Irina Bokova, directora general de la Unesco

Y aunque pudiera pensarse que este es simplemente un problema en la elección de carreras, lo cierto es que las verdades raíces son mucho más profundas. Para González, este es un problema que se presenta desde etapas muy tempranas, y que de hecho tienen sus primeros incidentes empezando desde la casa. “La falta de representación que afecta a las niñas […] está profundamente enraizada y frena su progreso hacia el desarrollo sostenible”.  

Esta problemática se presenta incluso por medio de temáticas que pueden no tener relación pero que resaltan los estereotipos de género. Temas aparentemente inocentes como los disfraces, los juegos y los anuncios en la televisión están reforzando representaciones como, por ejemplo, el de las mujeres como damiselas y el de los hombres como príncipes azules. “Esto es algo cultural. No es algo que hacemos a propósito, pero es algo que a propósito tenemos que cambiar”, remarcó Adriana Paola González. 

Más modelos femeninos

Una de las razones más importantes para esta falta de presencia femenina en carreras Stem es que precisamente ellas no ven mujeres en estas áreas. Este tipo de modelos son fundamentales a nivel psicológico, en donde los roles de la feminidad deben empezar a asociarse con temáticas Stem. Según González, estos referentes femeninos ejercen el papel de mujeres a las que las niñas quieren parecerse.

Aunque es común hablar sobre nombres como Marie Curie o como Hipatia de Alejandría, lo cierto es que estos modelos científicos no son tan prevalentes como los modelos masculinos. Revisando, por ejemplo, los números de los Premios Nobel, vemos que de 603 premios entregados en categorías Stem y de economía, solamente 57 fueron para mujeres. También es importante mencionar que 28 de estos 57 han sido entregados desde 2001.

“No nos encasillemos. Las niñas pueden escoger lo que quieran ser, cualquier profesión, pero no encasillemos, no sigamos repitiendo la historia de que la mujer no puede”.

Adriana Paola González, ganadora del Premio Compartir al Maestro 2019 y miembro de la Red Colombiana de Mujeres científicas

“Hay muchas mujeres científicas, no todas en Colombia, pero todas muy importantes. Las niñas las ven, tienen referentes cercanos, son mujeres que crecieron en un contexto como el de ellas”, recalcó González.
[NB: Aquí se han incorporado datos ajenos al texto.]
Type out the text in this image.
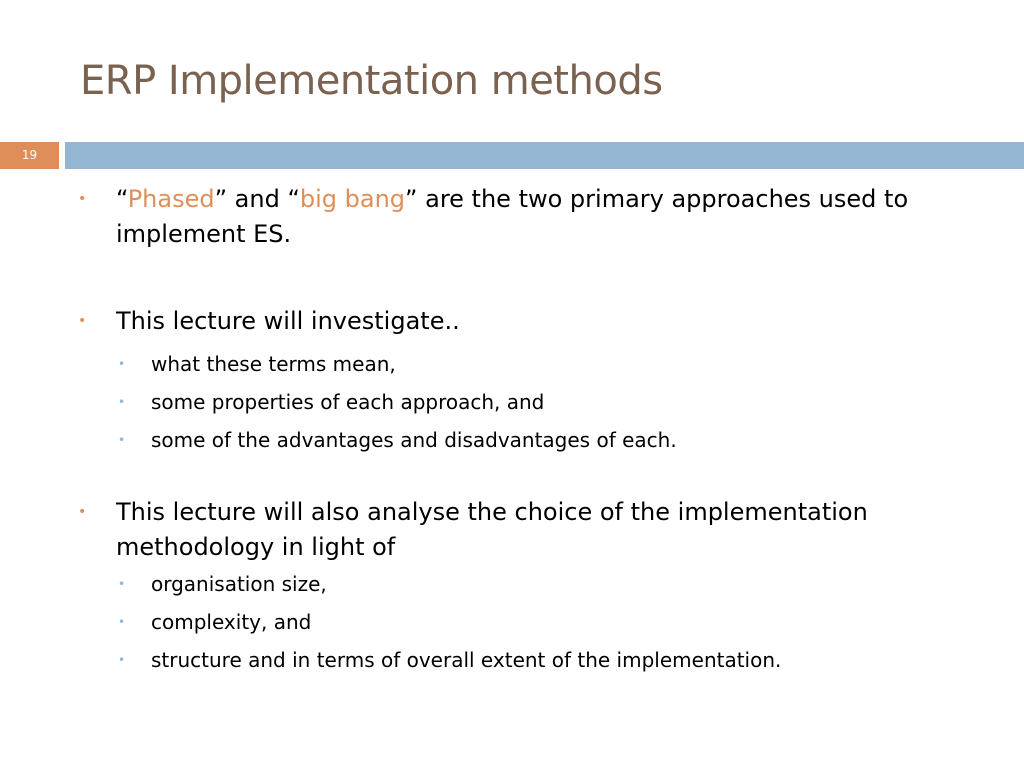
ERP Implementation methods
19
• “Phased” and “big bang” are the two primary approaches used to implement ES.
• This lecture will investigate..
• what these terms mean,
• some properties of each approach, and
• some of the advantages and disadvantages of each.
• This lecture will also analyse the choice of the implementation methodology in light of
• organisation size,
• complexity, and
• structure and in terms of overall extent of the implementation.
Y es que este sentimiento de familiaridad con las figuras femeninas ayuda también a volver más reales las metas, y a mostrar que acá en Colombia es posible ser científica y llegar a los más altos niveles del conocimiento.     

Todas las niñas pueden soñar

Incluso más importante que el cambio de paradigma frente a los estereotipos de género, las mujeres tienen un potencial científico que actualmente no está siendo aprovechado en toda su capacidad. Ya se ha probado que la diversidad en empresas y equipos de trabajo puede aportar mucho en campos como resolución de problemas y capacidad de adaptación. De la misma forma, llevar las sensibilidades femeninas a campos científicos puede traer también mejores desarrollos.

Con esto en mente, también vale la pena resaltar que las mujeres científicas no están solas. Para Adriana Paola González, una de las mejores formas para combatir ese sentimiento de no pertenecer es conocer a otras mujeres que están en el mismo campo. Organizaciones como la Red Colombiana de Mujeres Científicas, Maloka y PrinCiencia están convirtiendo esta visión de las mujeres en una realidad. “La invitación es a que nos unamos, a que hagamos equipo, porque lo que queremos lo queremos todos. Esto es para el bien de Colombia, para el bien del planeta”.